It was once explained to me that there isn’t a single person at Google who knows exactly how the company’s search algorithm works. While this is surprising at first blush, it makes complete sense when one considers the myriad of factors and complex coding determining search results.
What we do know, however, is that keywords are at the heart of search results. Keywords are the terms or phrases used to conduct searches. Simply put, if a keyword phrase entered into Google doesn’t appear in a page’s text, title, URL, or any other crawlable location, then the page isn’t going to appear in the search’s results.
Now comes the fun part: optimizing a site for the right keywords, which can get tricky when writing an element such as a title tag where there’s a limit of approximately 55 characters. This forces SEO-conscious schools to make tough decisions between “private school” or “independent school?” “Upper school” or “high school?” “Boarding” or “residential?”
To shed light on the “private school” versus “independent school” debate, we reviewed the top 25 “private school” keywords in Google Adwords, which are as follows:
Ready. Set. Aim for longtail searches.
Even with the best site-wide keyword optimization, most schools aren’t going to generate search traffic from any of the top 25 phrases. There’s simply too much competition from all of the other schools, associations, and directories.
This doesn’t mean the top keywords are without merit. Think of them as a starting point to build upon by appending other qualifying terms such as the school’s location, day/boarding, coed/single-sex, etc. This will create a keyword phrase that returns longtail results, which is SEO-speak for describing a search that will garner far less volume than mainstream searches.
For example, while “private schools” receives an average of 8,100 monthly searches, “Boston private schools” receives 320 searches, and “private boarding schools in Boston” fetches 10. These longer-tail searches are where schools should focus their optimization efforts because the longtail represents the perfect intersection between rankability and high-quality search prospects.

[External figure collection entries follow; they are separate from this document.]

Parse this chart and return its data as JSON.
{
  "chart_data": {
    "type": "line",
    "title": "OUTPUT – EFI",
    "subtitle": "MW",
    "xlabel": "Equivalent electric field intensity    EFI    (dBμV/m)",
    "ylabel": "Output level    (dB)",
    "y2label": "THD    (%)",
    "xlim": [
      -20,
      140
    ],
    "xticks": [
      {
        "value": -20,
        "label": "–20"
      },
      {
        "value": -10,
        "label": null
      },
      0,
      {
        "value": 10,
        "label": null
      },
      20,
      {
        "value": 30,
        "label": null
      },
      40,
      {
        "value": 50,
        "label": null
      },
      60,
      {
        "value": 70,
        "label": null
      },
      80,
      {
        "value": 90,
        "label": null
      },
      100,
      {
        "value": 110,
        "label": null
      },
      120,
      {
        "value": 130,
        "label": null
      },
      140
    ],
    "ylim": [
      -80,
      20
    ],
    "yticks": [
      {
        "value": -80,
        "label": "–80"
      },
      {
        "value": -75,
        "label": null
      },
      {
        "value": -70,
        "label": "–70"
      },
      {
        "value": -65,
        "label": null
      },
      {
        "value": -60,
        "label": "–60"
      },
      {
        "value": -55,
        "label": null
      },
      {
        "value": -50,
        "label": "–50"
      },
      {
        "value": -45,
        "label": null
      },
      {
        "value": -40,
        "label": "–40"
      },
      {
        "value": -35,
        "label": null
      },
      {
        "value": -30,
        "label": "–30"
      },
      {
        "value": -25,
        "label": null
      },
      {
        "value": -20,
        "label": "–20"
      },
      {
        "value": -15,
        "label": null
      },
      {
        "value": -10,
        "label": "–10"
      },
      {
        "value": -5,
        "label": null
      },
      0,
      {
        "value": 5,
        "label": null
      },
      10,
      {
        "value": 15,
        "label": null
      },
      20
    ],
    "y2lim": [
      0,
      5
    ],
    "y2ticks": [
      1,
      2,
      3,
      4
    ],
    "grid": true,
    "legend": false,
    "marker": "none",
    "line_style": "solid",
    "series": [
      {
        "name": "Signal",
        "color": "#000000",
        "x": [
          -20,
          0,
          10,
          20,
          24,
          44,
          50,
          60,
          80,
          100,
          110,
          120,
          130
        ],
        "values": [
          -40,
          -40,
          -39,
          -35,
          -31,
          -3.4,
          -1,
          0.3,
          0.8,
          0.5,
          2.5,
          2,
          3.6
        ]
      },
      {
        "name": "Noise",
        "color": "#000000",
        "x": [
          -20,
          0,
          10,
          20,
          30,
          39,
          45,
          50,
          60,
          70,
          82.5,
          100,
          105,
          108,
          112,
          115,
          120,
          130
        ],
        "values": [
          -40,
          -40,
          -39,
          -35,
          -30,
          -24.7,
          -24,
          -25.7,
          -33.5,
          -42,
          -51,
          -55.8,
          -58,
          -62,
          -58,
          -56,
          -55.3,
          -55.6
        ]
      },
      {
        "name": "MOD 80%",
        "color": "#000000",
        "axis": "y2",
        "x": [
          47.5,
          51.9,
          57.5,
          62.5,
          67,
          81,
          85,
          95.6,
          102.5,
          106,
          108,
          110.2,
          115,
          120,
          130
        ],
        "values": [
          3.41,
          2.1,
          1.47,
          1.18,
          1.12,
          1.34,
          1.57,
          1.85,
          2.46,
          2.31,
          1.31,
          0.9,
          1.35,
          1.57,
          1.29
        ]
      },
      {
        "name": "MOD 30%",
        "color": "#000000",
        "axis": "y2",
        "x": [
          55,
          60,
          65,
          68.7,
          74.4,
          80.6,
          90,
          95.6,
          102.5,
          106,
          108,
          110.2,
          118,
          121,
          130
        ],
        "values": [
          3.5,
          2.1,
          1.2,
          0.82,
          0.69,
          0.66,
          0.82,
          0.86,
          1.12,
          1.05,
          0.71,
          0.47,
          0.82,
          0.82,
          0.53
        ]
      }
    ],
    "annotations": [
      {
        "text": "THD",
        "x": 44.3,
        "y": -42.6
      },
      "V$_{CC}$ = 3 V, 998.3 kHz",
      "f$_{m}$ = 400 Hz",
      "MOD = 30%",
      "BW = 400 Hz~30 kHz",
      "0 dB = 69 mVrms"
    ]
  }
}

“Private schools” KO “independent schools”
In the battle of heavyweight keyword terms, “private schools” bests “independent schools” with an 8,100- to 5,400-search margin. The only real surprise here is that the disparity wasn’t greater, which is often the case at the local search level:
In the undercard matches, “high schools” proves to have more search popularity than “upper schools,” and “boarding” bests “residential.” All of which is straightforward from an SEO perspective, but every school’s communications team must decide whether the search value of a term such as “private schools” outweighs the marketability of being an “independent school.”
It’s worth noting that Google sees these terms as synonyms. This is why a well-established organization such as NAIS can display on the first or second page of search results for “private schools.” Schools in small markets without a lot of competition could enjoy the same benefit, but large-market schools will need to use “private school” in order to appear in results for associated searches.
Googlers want the best.
When someone new to the windy city wants pizza, they’re likely to conduct a search for the “best pizza in Chicago,” because who wants average pizza? We can see from the “best schools” and “best high schools” results that the same search practices can apply to schools, but does that mean your school should optimize for being the “best?”
My nose would grow if I claimed to have never used “best” in a school’s browser title tag, but from a marketing standpoint, I have more reservation about this term than I do “private school.” Being labeled the “best” isn’t a self proclamation; there needs to be justification. A title tag that reads “Voted Best Private School in Chicago” is more intriguing and influential than “Best Private School in Chicago.”
There are other ways to optimize for the term “best” without making unsubstantiated claims. Consider writing a page header such as “It’s Our Goal at Blackbaud Academy to be the Best Private School in Chicago.” Fill the rest of the page in with examples of how the school strives to provide the “best” educational experience possible, and the page will be well on the way to earning search referrals.
It’s good to be a Montessori school.
Of the top 25 private-school searches, the term “Montessori” accounts for approximately 273,600 searches. Powerful findings. To put that in context, “private” only appears in 33,500 of these searches. What’s more, a Google search for “Montessori schools” returns 282,000 results, whereas a search for “private schools” finds 11,800,000 listings. This means there will be far less organic search competition for “Montessori” at the local level.
Don’t ignore the employment page.
It’s not surprising to find “private school jobs” and “independent school jobs” appearing in the top 25 school searches. If you check your school’s website analytics for the last year, you’ll likely find the employment page in the top five for page visits.
It’s worth the effort to optimize the employment page for both “private school” and “independent school” if it can be written seamlessly, as well as the school’s location and employment-related buzzwords such as “jobs” and “careers.”
Increasing traffic to the employment page can draw-in new visitors who are likely to spend time on the site getting to know the school. On a holistic scale this can improve the site’s metrics for pages visited and total time on site, key metrics tracked by Google, which in turn could ultimately help the home page perform better in admissions-related searches. When it comes to SEO, the website’s knee bone is always connected to the hip bone.